Setup the environment variables:

SCALA_HOME=$HOME/Downloads/Distribs/scala-2.11.8
PATH=$PATH:$SCALA_HOME/bin

Make sure we also have $SPARK_HOME set:

$ echo $SPARK_HOME
/Users/sserebryakov/spark-2.0.1-bin-hadoop2.7

Check that we can invoke scalac:

$ scalac -version
Scala compiler version 2.11.8 -- Copyright 2002-2016, LAMP/EPFL

Go to our project folder and build a JAR. Note that the wildcard is just a star, not *.jar:

$ scalac -classpath "$SPARK_HOME/jars/*" src/com/example/spark/udfs/Primes.scala -d primes_udf.jar

Running PySpark

Now we can provide the JAR in the classpath for pyspark:

$ pyspark --jars primes_udf.jar

Now we can use the Scala function like this. The prerequisite is that the data should already be in the DataFrame format. Be careful with the syntax, the py4j exceptions are rarely helpful.

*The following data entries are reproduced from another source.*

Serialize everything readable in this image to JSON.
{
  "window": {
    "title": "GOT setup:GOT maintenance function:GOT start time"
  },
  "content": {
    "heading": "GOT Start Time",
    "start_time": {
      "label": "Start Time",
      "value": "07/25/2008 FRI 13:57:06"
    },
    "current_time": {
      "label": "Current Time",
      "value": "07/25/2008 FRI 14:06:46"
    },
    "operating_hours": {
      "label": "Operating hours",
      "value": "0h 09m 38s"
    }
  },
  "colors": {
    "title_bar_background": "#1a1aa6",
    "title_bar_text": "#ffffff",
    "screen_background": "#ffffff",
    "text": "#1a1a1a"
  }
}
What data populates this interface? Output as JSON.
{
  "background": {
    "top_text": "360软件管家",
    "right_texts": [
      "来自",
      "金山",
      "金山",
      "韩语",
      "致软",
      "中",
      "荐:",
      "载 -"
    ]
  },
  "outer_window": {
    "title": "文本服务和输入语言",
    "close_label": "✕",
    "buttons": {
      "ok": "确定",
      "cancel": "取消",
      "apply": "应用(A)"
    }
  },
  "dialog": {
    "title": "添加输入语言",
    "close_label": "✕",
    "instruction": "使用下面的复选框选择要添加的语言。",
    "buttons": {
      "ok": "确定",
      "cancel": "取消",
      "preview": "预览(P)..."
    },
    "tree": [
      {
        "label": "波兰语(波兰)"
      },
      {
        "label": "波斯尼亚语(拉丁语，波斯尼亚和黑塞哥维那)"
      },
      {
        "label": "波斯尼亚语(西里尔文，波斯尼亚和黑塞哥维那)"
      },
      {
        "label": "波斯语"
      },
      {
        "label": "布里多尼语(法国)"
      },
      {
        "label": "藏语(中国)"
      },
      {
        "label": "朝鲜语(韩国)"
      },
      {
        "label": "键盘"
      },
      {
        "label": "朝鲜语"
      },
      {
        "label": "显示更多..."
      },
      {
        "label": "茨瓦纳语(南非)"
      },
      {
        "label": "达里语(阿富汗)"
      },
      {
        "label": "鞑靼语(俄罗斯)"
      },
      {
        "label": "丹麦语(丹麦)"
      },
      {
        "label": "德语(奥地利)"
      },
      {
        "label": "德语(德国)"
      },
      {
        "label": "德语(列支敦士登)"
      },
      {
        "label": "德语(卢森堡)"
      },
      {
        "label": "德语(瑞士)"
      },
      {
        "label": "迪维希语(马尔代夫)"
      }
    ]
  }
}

from pyspark.sql import Row
from pyspark.sql.column import Column, _to_java_column, _to_seq

a = range(10)
df = sc.parallelize(a).map(lambda x: Row(number=x)).toDF()

scala_udf_is_prime = sc._jvm.com.example.spark.udfs.Primes.isPrimeUDF()
is_prime_column = lambda col: Column(scala_udf_is_prime.apply(_to_seq(sc, [col], _to_java_column)))
df.withColumn('is_prime', is_prime_column(df['number'])).show()

This will print:

+------+--------+
|number|is_prime|
+------+--------+
|     0|   false|
|     1|   false|
|     2|    true|
|     3|    true|
|     4|   false|
|     5|    true|
|     6|   false|
|     7|    true|
|     8|   false|
|     9|   false|
+------+--------+

Tested with Spark 2.0.1, but should work for 2.1.0 (the latest as of this writing) as well.

Currying

If we want to initialize the Scala class with some arguments once, and call the function repeatedly, we can use a case class. Example:

package com.example.spark.udfs

import org.apache.spark.sql.expressions.UserDefinedFunction
import org.apache.spark.sql.functions.udf

case class DistanceComputer(originX: Double, originY: Double) {
  def distanceUDF: UserDefinedFunction = udf { (x: Double, y: Double) =>
    math.sqrt(math.pow(x - originX, 2) + math.pow(y - originY, 2))
  }
}

Registering with PySpark would look like:

scala_udf_distance = sc._jvm.com.example.spark.udfs.DistanceComputer(0.0, 0.0).distanceUDF()

Make sure to conform exactly to the argument types when calling the constructor. A constructor with Double argument should be called with 0.0, not 0.